Così abbiamo camminato assieme, Teresio, in quei mesi, il nostro giornale, le nostre idee, l’aiuto ai perseguitati, ma io devo dire un altro grazie. Grazie Teresio della tua fede, ti ho conosciuto innamorato della persona di Gesù Cristo, e desideroso di testimoniare il suo amore. Dal tuo testamento metto in evidenza alcune frasi: lo hai scritto, quel testamento, su un foglio di carta straccio, il sette agosto del ’44, in un campo di concentramento a Fossoli, e lo hai affidato ad una persona che credevi amica, perché lo facesse arrivare ai tuoi cari.

Non oso commentare, dico solo che quel testamento è arrivato ai tuoi solo quindici anni dopo la tua morte . Rotto dall’emozione, monsignor Barbareschi, si ferma nel più assoluto ed attento silenzio dei fedeli, per poi proseguire: Così scrivevi: Mamma, quanto amata! , e citi il libro di Giobbe, Il Signore ha dato, il Signore ha tolto, sia benedetto il Signore e gloria a lui nell’alto dei cieli . Potrebbero essere parole abituali se non sapessimo dove e quando le hai scritte, mentre era vicino a te la morte. E aggiungevi: Di gran cuore perdono a tutti coloro che mi fecero del male .

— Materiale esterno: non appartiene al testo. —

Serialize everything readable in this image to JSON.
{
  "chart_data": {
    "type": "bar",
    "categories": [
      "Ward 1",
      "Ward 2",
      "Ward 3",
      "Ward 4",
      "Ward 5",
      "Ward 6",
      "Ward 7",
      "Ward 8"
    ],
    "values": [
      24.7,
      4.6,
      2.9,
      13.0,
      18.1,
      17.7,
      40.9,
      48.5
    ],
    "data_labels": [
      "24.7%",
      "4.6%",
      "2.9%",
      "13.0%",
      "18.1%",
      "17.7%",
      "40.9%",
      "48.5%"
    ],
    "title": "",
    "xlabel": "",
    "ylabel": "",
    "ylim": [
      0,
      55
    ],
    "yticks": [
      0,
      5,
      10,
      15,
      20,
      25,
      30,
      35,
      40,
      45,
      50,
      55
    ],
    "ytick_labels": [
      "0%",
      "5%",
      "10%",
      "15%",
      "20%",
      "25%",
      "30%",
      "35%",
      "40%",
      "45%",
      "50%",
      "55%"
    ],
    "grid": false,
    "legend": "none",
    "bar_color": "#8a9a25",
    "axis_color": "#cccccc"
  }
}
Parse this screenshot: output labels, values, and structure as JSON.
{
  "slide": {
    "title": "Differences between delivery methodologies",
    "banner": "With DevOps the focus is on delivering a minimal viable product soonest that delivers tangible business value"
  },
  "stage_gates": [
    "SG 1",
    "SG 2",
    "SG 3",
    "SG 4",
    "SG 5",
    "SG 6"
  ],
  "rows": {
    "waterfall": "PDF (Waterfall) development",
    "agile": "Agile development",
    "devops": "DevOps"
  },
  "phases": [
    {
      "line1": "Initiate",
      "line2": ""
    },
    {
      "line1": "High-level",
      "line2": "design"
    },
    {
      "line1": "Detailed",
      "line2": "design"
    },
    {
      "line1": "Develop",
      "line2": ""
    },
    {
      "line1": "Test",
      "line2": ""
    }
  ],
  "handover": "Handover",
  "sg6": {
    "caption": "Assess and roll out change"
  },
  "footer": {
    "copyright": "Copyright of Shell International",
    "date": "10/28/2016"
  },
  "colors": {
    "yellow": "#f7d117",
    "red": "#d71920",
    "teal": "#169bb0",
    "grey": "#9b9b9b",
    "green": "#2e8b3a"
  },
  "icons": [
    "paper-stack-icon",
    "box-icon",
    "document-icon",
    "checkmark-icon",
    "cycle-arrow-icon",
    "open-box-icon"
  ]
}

Io so a chi pensavi in quel momento, pensavi a chi ha tradito e tu sei stato arrestato, pensavi a chi ha parlato e tu sei stato scoperto nel campo di Fossoli, dove eri riuscito a nasconderti Teresio, grazie, vorrei avere la tua fede, e te lo dico io, prete da sessant’anni, felice di essere prete. Ma vorrei avere la tua fede ed il coraggio della tua testimonianza. I miei risparmi, continui nel testamento, ai poveri di Pavia, di Mortara, di Tramezzo. Al Ghisleri, il Collegio Universitario di cui eri Rettore, il mio Cristo dipinto su tela . C’è una frase che mi hai ripetuto spesso durante le nostre chiacchierate: Nessuno ha un amore più grande di colui che dona la sua vita . E ancora: Qui facet veritatem venit ad lucem (Colui che opera in verità raggiunge la luce, n.d.r.)


 

La verità non si dice, la verità si fa perché la verità è vita. Teresio, hai vissuto fino all’ultimo la tua testimonianza di verità. Ricordi quel Natale, in campo di concentramento, quelle piccole cinque patate, che costituivano il pranzo, e tu ne hai donate quattro ai tuoi compagni di prigionia, e dicevi loro: Io non ho fame . Ricordi la difesa di quel compagno, comunista ucraino, che veniva ingiustamente torturato: ti sei ribellato, ti sei messo di mezzo ed hai preso un calcio che ti ha sfondato lo stomaco. Il capo era un polacco, capo baracca, della tua baracca, e tu sei finito in infermeria.

Ti sei reso conto che stavi per morire ed hai voluto fare un altro gesto: hai donato i tuoi vestiti ad un tuo compagno, tranne la giacca, perché portava il disco rosso dei detenuti pericolosi. Chi ti è stato vicino fino alla morte ci ha detto che le tue ultime parole sono state: Gesù, ti ho amato in terra nella sofferenza, ti amerò in cielo nella gioia . Ed hai voluto pregare per i tuoi cari, per i compagni di lotta, per i nemici. Fra quei compagni di lotta c’ero anch’io, e ti ringrazio di avermi ricordato. Così è morto Teresio. Davanti a questa figura, davanti a questo alpino, davanti a questo cristiano, c’è solo il silenzio e la venerazione. Non osiamo dire più nulla, solo pensare e pregare, per dirti: grazie Teresio .


Dopo la S. Messa, si è composto l’inquadramento per lo sfilamento attraverso le vie cittadine, con l’alzabandiera e la deposizione di corona di alloro al monumento ai Caduti trezzesi, poi al cippo dedicato ai Caduti della Resistenza ed infine al cippo dedicato dal gruppo alpini a Teresio Olivelli, del quale ha preso il nome.